Будь я крупного размера
Африканский крокодил,
Я бы враз миссионера
С книгой гимнов проглотил.
Отцу своему подражал я вполне:
Я сыну был враг и неверен жене;
Боялся расходов, скупец был большой –
Английский король, но голландец душой.
Я смело с войсками вошел в Деттинген,
Шотландцев и галлов захватывал в плен.
Лишенный ума и хороших манер,
Я всем подавал вероломства пример.
По смерти я здесь был изваян, а Питт
Припал к моим грязным стопам и скорбит.
Поэт, оратор и министр к тому ж,
Вещает всей Европе этот муж
Свою красноречивейшую чушь.
Увидя «Таймс», черт взял газету
И рек, багровый от стыда:
«О да, я лжи отец, но эту
Не порождал я никогда».
И ныне спорят до остервененья
Нечистый и архангел Михаил.
Не хочет черт, дабы его владенья
Такой мертвец, как Рассел, осквернил.
Герои наши острыми клинками
Мир и Надежду нам дарили прежде.
А виги сладкогласными речами
Смерть принесли и Миру и Надежде.
Степенная, внушительная дама
Покоится на лоне Авраама.
Ей хорошо на лоне у него,
Но Аврааму – каково!
– Он целовал вас, кажется?
– Боюсь, что это так!
– Но как же вы позволили?
– Ах, он такой чудак!
Он думал, что уснула я
И все во сне стерплю,
Иль думал, что я думала,
Что думал он: я сплю!
Жму руки дуракам обеими руками:
Как многим, в сущности, обязаны мы им!
Ведь если б не были другие дураками,
То дураками быть пришлось бы нам самим.
Здесь я покоюсь – Джимми Хогг.
Авось грехи простит мне бог,
Как я бы сделал, будь я бог,
А он – покойный Джимми Хогг!
– Что ты скажешь о Джоне, в компании
Постоянно хранящем молчание?
– Коли глуп, он великий мудрец,
Коль умен, он великий глупец.
Дафна, страсти избегая,
Навсегда осталась лавром.
А красавица другая
Стала нынче бакалавром.
Скупой вскричал, увидя мышь:
«Стой!

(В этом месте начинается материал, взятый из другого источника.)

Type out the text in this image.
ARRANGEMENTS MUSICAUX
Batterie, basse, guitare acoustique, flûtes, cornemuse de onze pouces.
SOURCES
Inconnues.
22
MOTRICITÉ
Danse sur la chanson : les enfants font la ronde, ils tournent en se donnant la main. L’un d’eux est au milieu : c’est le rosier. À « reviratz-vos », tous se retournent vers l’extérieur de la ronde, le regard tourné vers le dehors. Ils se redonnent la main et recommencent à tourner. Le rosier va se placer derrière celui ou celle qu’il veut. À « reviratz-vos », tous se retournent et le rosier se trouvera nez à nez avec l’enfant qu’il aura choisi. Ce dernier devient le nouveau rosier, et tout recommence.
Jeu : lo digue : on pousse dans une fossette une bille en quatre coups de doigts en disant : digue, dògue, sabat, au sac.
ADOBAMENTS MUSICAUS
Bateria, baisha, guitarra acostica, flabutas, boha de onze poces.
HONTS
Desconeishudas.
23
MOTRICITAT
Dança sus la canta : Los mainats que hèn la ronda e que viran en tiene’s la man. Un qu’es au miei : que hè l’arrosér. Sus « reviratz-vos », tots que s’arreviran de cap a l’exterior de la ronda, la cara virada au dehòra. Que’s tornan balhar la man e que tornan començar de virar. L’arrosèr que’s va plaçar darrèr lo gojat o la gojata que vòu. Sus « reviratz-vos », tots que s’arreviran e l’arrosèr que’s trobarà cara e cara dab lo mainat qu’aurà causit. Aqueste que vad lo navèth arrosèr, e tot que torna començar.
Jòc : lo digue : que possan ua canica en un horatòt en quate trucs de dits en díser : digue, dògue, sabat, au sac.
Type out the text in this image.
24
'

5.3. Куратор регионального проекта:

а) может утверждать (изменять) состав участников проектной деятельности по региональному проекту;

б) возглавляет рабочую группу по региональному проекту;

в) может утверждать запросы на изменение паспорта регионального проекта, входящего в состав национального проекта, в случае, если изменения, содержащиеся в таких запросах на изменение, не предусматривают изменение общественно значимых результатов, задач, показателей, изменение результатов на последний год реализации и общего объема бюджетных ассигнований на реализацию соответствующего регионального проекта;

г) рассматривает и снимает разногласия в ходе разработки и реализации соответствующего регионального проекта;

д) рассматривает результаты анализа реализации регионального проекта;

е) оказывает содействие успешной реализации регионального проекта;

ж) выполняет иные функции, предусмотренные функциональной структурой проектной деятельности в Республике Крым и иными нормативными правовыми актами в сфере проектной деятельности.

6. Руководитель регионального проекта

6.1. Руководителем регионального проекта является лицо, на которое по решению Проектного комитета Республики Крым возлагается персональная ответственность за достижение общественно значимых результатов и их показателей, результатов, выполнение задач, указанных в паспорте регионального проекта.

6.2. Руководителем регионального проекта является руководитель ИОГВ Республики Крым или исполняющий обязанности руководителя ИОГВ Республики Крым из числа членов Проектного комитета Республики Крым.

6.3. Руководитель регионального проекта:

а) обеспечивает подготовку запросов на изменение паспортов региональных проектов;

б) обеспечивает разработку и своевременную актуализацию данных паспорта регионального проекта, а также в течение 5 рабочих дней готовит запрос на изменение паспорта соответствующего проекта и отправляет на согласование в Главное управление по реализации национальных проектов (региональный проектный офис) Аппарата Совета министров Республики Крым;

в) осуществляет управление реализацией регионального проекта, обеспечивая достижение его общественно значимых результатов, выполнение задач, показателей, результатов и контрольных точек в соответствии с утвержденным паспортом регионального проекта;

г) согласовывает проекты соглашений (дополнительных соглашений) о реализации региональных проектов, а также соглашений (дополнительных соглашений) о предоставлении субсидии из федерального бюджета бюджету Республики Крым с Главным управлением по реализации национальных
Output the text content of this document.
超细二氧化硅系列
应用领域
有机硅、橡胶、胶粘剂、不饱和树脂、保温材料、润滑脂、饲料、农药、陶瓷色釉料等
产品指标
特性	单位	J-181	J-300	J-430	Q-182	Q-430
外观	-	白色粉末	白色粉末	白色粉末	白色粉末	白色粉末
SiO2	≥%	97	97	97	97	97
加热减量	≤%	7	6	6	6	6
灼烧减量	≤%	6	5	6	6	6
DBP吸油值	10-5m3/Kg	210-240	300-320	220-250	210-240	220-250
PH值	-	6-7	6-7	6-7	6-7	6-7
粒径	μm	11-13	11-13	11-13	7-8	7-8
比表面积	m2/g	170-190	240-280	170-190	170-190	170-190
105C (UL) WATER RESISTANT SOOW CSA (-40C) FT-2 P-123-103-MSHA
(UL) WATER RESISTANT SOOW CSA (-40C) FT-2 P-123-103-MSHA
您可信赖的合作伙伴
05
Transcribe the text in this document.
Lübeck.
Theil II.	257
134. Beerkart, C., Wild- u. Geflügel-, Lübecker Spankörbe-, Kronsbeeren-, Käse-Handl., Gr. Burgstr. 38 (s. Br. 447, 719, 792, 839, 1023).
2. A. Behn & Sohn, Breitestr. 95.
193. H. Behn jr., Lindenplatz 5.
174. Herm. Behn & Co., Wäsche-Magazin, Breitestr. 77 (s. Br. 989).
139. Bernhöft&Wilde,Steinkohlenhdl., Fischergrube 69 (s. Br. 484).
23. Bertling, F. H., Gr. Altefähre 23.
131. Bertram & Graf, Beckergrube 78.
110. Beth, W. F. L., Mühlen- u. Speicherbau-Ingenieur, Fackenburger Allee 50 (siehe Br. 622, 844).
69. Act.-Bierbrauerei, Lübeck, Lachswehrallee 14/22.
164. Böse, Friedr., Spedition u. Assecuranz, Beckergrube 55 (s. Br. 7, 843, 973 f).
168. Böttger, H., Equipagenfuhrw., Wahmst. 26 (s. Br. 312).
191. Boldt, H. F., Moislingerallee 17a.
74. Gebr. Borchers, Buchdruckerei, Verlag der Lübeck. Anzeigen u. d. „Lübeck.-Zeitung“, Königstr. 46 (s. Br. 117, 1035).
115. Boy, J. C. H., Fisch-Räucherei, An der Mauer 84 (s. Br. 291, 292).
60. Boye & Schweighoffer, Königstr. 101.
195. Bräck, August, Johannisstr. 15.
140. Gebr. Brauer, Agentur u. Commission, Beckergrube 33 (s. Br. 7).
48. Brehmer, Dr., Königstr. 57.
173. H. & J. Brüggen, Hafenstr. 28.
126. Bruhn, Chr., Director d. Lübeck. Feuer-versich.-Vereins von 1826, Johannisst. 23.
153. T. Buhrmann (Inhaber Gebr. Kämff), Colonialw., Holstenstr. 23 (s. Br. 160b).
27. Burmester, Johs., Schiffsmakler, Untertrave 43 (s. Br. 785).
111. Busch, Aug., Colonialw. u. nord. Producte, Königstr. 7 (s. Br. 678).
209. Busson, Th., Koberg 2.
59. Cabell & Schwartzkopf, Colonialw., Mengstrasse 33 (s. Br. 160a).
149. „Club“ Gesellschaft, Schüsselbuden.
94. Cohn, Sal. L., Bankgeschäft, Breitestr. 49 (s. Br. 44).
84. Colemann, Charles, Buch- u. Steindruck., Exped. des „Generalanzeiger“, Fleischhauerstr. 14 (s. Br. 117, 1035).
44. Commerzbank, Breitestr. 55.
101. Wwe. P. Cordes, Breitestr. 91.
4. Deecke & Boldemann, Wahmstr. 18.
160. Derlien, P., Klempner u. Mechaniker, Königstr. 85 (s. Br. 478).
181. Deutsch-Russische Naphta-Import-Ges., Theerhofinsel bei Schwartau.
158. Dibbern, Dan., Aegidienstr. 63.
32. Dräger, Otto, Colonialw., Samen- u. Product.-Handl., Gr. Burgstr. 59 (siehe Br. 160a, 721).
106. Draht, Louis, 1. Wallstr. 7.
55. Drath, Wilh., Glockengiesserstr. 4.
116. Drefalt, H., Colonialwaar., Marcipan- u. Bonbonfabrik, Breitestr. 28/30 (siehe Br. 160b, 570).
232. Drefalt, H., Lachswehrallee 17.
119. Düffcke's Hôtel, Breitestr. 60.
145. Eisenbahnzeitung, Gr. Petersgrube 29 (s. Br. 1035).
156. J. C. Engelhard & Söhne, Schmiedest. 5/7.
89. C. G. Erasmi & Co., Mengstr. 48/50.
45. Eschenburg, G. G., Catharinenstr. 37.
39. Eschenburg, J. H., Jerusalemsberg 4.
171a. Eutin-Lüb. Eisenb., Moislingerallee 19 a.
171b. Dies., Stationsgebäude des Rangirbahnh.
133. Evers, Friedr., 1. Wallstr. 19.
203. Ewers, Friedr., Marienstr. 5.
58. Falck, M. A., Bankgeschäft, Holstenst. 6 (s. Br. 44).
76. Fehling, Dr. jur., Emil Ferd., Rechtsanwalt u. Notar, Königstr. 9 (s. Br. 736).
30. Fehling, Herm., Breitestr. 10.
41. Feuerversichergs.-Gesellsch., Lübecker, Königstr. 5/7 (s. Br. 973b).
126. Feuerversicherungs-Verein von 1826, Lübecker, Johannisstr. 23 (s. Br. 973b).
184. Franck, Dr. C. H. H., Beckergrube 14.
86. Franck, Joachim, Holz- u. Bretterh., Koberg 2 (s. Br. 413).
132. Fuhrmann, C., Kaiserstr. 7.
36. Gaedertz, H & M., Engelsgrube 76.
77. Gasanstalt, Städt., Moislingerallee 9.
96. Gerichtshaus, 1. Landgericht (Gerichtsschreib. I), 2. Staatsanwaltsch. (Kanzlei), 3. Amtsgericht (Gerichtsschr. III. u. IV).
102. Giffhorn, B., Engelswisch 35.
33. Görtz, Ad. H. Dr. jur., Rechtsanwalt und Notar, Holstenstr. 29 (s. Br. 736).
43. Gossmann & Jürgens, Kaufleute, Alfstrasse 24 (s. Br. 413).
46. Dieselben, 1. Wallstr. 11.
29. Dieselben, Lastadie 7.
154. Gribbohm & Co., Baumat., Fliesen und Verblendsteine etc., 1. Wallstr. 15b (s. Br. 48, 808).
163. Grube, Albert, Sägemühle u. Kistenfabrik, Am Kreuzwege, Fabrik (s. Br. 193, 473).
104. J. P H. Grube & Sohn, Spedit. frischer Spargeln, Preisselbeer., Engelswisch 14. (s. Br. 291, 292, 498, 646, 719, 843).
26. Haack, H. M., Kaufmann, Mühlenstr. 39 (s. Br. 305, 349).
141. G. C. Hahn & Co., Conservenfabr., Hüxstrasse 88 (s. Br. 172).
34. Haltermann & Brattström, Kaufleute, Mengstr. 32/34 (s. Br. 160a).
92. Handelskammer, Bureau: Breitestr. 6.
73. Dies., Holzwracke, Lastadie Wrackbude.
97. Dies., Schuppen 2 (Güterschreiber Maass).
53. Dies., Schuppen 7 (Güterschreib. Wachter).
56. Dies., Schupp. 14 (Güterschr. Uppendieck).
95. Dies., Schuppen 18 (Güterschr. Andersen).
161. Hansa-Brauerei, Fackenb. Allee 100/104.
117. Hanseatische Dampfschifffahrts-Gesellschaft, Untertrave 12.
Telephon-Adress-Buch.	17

Ты зачем в мой дом бежишь?»
Мышь успокоила скупого:
«Я не еды ищу, а крова».
Из глины мы, о Бахусова чаша,[137]
Существовать недолго нам дано.
Но сколь сейчас прекрасна доля наша:
Во мне играет жизнь, в тебе – вино.
Улыбались три смелых девицы
На спине у бенгальской тигрицы.
Теперь же все три –
У тигрицы внутри,
А улыбка на морде тигрицы.
Труд, отдых, снова труд, а в воскресенье
С семейством в храм – вот наша жизнь-садок.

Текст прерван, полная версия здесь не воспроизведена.